Perfect privacy technology and chasing rainbows

 (Image: Pixabay CC0)
(Image: Pixabay CC0)
(Image: Pixabay CC0) - From banking to communication our modern, daily lives are driven by data with ongoing concerns over privacy. Now, a new EPFL paper argues that many promises made around privacy-preserving mechanisms will never be fulfilled and that we need to accept these inherent limits and not chase the impossible. Data-driven innovation in the form of personalized medicine, better public services or, for example, greener and more efficient industrial production promises to bring enormous benefits for people and our planet and widespread access to data is considered essential to drive this future.

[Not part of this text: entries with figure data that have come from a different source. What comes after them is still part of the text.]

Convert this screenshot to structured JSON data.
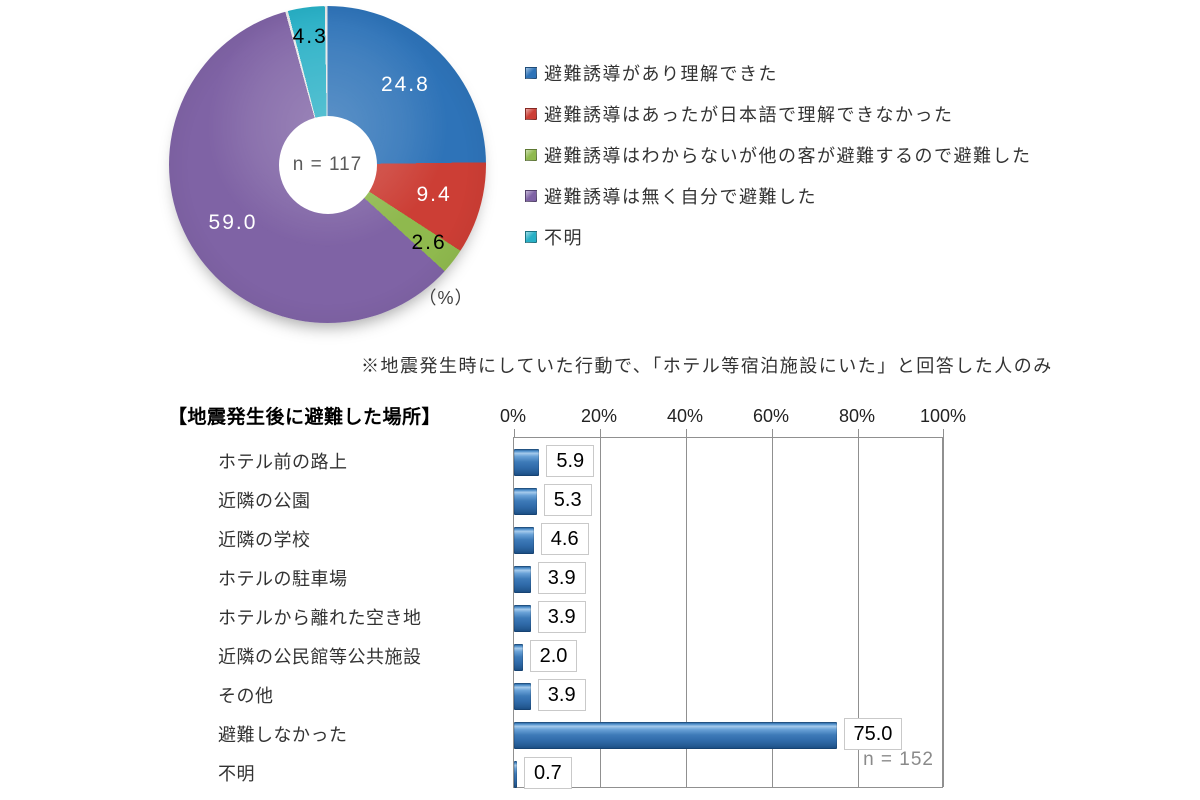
{
  "note": "※地震発生時にしていた行動で、「ホテル等宿泊施設にいた」と回答した人のみ",
  "chart_data": [
    {
      "type": "pie",
      "subtype": "donut",
      "title": "",
      "center_label": "n = 117",
      "unit_label": "（%）",
      "start_angle_deg": 0,
      "direction": "clockwise",
      "legend_position": "right",
      "labels": [
        "避難誘導があり理解できた",
        "避難誘導はあったが日本語で理解できなかった",
        "避難誘導はわからないが他の客が避難するので避難した",
        "避難誘導は無く自分で避難した",
        "不明"
      ],
      "values": [
        24.8,
        9.4,
        2.6,
        59.0,
        4.3
      ],
      "colors": [
        "#2e73b8",
        "#cc3e35",
        "#8fb94e",
        "#7f63a5",
        "#28b0c6"
      ],
      "value_label_colors": [
        "#ffffff",
        "#ffffff",
        "#000000",
        "#ffffff",
        "#000000"
      ]
    },
    {
      "type": "bar",
      "orientation": "horizontal",
      "title": "【地震発生後に避難した場所】",
      "categories": [
        "ホテル前の路上",
        "近隣の公園",
        "近隣の学校",
        "ホテルの駐車場",
        "ホテルから離れた空き地",
        "近隣の公民館等公共施設",
        "その他",
        "避難しなかった",
        "不明"
      ],
      "values": [
        5.9,
        5.3,
        4.6,
        3.9,
        3.9,
        2.0,
        3.9,
        75.0,
        0.7
      ],
      "bar_color": "#3d7ab8",
      "x_ticks": [
        "0%",
        "20%",
        "40%",
        "60%",
        "80%",
        "100%"
      ],
      "xlim": [
        0,
        100
      ],
      "grid": true,
      "n_label": "n = 152"
    }
  ]
}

Yet, aggressive data collection and analysis practices raise the alarm over societal values and fundamental rights. As a result, how to widen access to data while safeguarding the confidentiality of sensitive, personal information has become one of the most prevalent challenges in unleashing the potential of data-driven technologies and a new paper from EPFL's Security and Privacy Engineering Lab (SPRING) in the School of Comupter and Communication Sciences argues that the promise that any data use is solvable under both good utility and privacy is akin to chasing rainbows. Head of the SPRING Lab and co-author of the paper, Assistant Professor Carmela Troncoso, says that there are two traditional approaches to preserving privacy, "There is the path of using privacy preserving cryptography, processing the data in a decrypted domain and getting a result.